If in doubt regarding what to name your subworkflow, please contact us on the nf-core Slack #subworkflows channel (you can join with this invite) to discuss possible options.

2.2 Name format of subworkflow parameters

All parameter names MUST follow the snake_case convention.

2.3 Name format subworkflow functions

All function names MUST follow the camelCase convention.

2.4 Name format subworkflow channels

Channel names MUST follow snake_case convention and be all lower case.

2.5 Input channel name structure

Input channel names SHOULD signify the input object type. For example, a single value input channel will be prefixed with val_, whereas input channels with multiple elements (e.g. meta map + file) should be prefixed with ch_.

2.6 Output channel name structure

Output channel names SHOULD only be named based on the major output file of that channel (i.e, an output channel of [[meta], bam] should be emitted as bam, not ch_bam). This is for more intuitive use of these output objects downstream with the .out attribute.

3 Input/output options

3.1 Required input channels

Input channel declarations MUST be defined for all possible input files that will be required by the subworkflow (i.e. both required and optional files) within the take block.
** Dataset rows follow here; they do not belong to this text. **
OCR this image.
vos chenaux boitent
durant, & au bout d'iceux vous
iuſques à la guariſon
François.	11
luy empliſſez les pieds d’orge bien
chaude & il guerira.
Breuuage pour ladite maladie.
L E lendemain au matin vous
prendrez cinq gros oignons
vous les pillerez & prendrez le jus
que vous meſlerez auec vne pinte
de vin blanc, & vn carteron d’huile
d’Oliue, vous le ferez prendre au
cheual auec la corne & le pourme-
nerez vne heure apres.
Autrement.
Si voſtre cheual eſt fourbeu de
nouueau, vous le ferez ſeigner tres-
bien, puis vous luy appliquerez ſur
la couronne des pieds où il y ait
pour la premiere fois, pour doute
3.2 Required output channels

Named file extensions MUST be emitted for ALL output channels e.g. path "*.txt", emit: txt.

3.3 Optional inputs

Optional inputs are not currently supported by Nextflow. However, passing an empty list ([]) instead of a file as a subworkflow parameter can be used to work around this issue.

4 Subworkflow parameters

4.1 Usage of parameters

Named params defined in the parent workflow MUST NOT be assumed to be passed to the subworkflow to allow developers to call their parameters whatever they want. In general, it may be more suitable to use additional input value channels to cater for such scenarios.

5 Documentation

5.1 Code comment of channel structure

Each input and output channel SHOULD have a comment describing the output structure of the channel e.g

input:
ch_reads // channel: [mandatory] meta, reads
val_sort // boolean: [mandatory] false
<...>
 
emit:
bam = SAMTOOLS_VIEW.out.bam // channel: [ val(meta), path(bam) ]
versions = ch_versions      // channel: [ path(versions.yml) ]

5.2 Meta.yml documentation of channel structure

Each input and output channel structure SHOULD also be described in the meta.yml in the description entry.

description: |
  Structure: [ val(meta), path(tsv)]
  (Sub)contig coverage table

6 Misc

6.1 General module code formatting

All code MUST be aligned to follow the ‘Harshil Alignment™️’ format.